LLO Biosafety Engineering

The LLO-based BioBrick does not contain the secretion tag. Therefore, we believe that LLO functions only after the chassis (E. coli) is degraded by the phagolysosome. LLO should result in the release of the therapeutic payload (anti-cancer antigens), and not live E. coli cells. We are performing assays to confirm that E. coli will not secrete LLO prior to deeming that there is no safety risk to this part.

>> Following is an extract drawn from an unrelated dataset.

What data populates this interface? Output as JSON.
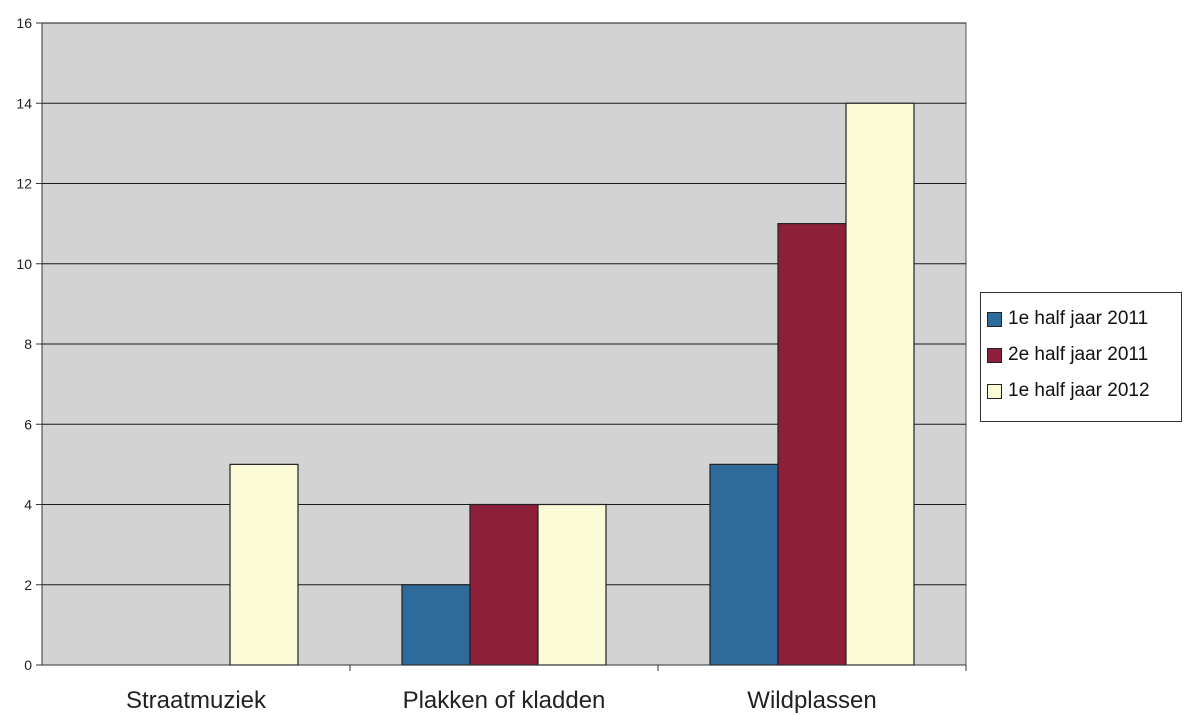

If the LLO protein were to escape the E. coli chassis in the bloodstream before the bacteria was engulfed by a macrophage, then LLO, in the absence of the Listeria internalin cofactors, would be disrupted by the neutral pH of blood[http://www.ncbi.nlm.nih.gov/pubmed/16105950] [http://www.plospathogens.org/article/info%3Adoi%2F10.1371%2Fjournal.ppat.1002356 ]. We believe that if an unintended subject ingested the E. coli, their macrophages and dendritic cells would engulf the bacteria and LLO would break open the phagolysosomes of those cells, resulting in unintended immunization against cancer. Although the system is designed as a prophylactic vaccine and we envision seeing no immediate negative consequence of unintended vaccination, it may lead to a dangerous autoimmune response against self-antigens in at-risk subjects that are unintentionally vaccinated.